13 SUMMARY CONCLUSIONS The role of Council as a “conduit issuer” in this transaction is one of policy. Council has adopted an Ordinance specifying its role in financing & refinancing health related facilities. Council has no policy regarding this type of conduit transaction. UCS could use another “conduit issuer”. Use of a JPA would require the Council to conduct the TEFRA Hearing. If the County of San Joaquin were involved, they could either defer the hearing to the City or seek the City’s permission to conduct the hearing.

14 KEY TERMS - FINANCING Non-recourse to the City. Obligation to make principal and interest payments is expressly limited to funds pledged by the school. No pledge of revenues or cash flows by the City is required or permitted. No credit risk. Financing is 100% secured by a Irrevocable Letter of Credit from a large regional California Bank. No administrative requirements. Other than conducting the TEFRA Hearing, no administrative requirements are imposed on the City.

15 COUNCIL ACTION UCS requested that I mention the following items. Those in attendance can provide detail: Municipal markets have significant redemptions in early December meaning investors are keenly interested in reinvesting their proceeds. Any delay may cause prospective investors to go elsewhere. Closing in mid-December would allow the School to experience significant interest savings on its existing loan (i.e., $25,000 to $30,000/month). The Letter of Credit commitment expires on December 31, 2003, and the School would need to receive the Bank’s agreement for an extension.

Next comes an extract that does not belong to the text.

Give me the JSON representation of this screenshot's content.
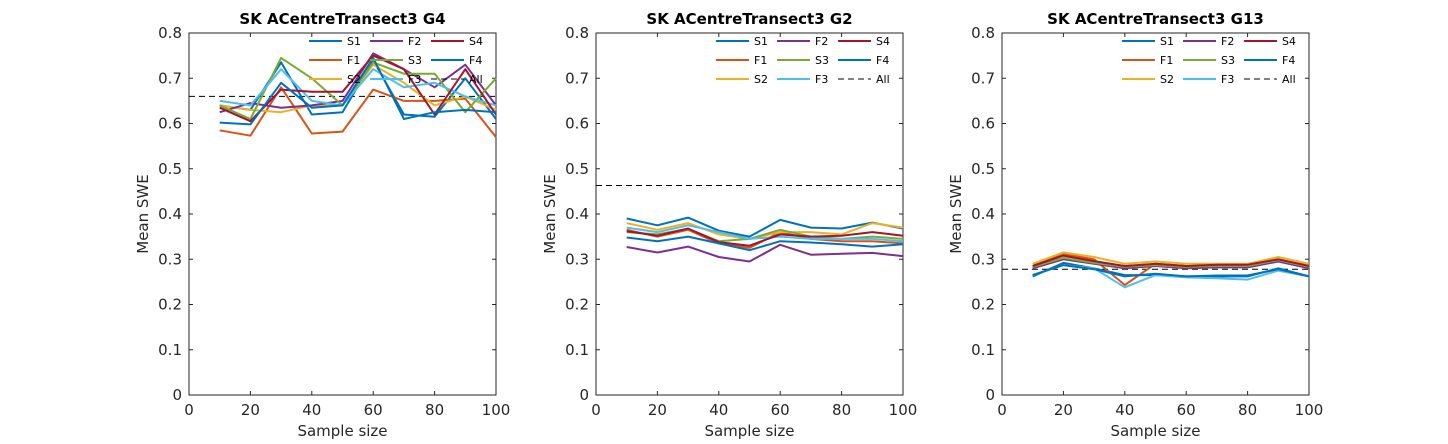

16 RECOMMENDATION If it is Council’s intent to approve this matter, at the conclusion of the TEFRA Hearing adopt a Resolution: Approving, authorizing and directing execution of a certain trust agreement, installment purchase agreement and installment sale agreement. Approving the form and authorizing distribution of a preliminary official statement and final official statement Approving a Certificates Purchase Agreement Authoring and directing certain actions for the purpose of refinancing an existing loan and deed of trust on educational facilities of UCS.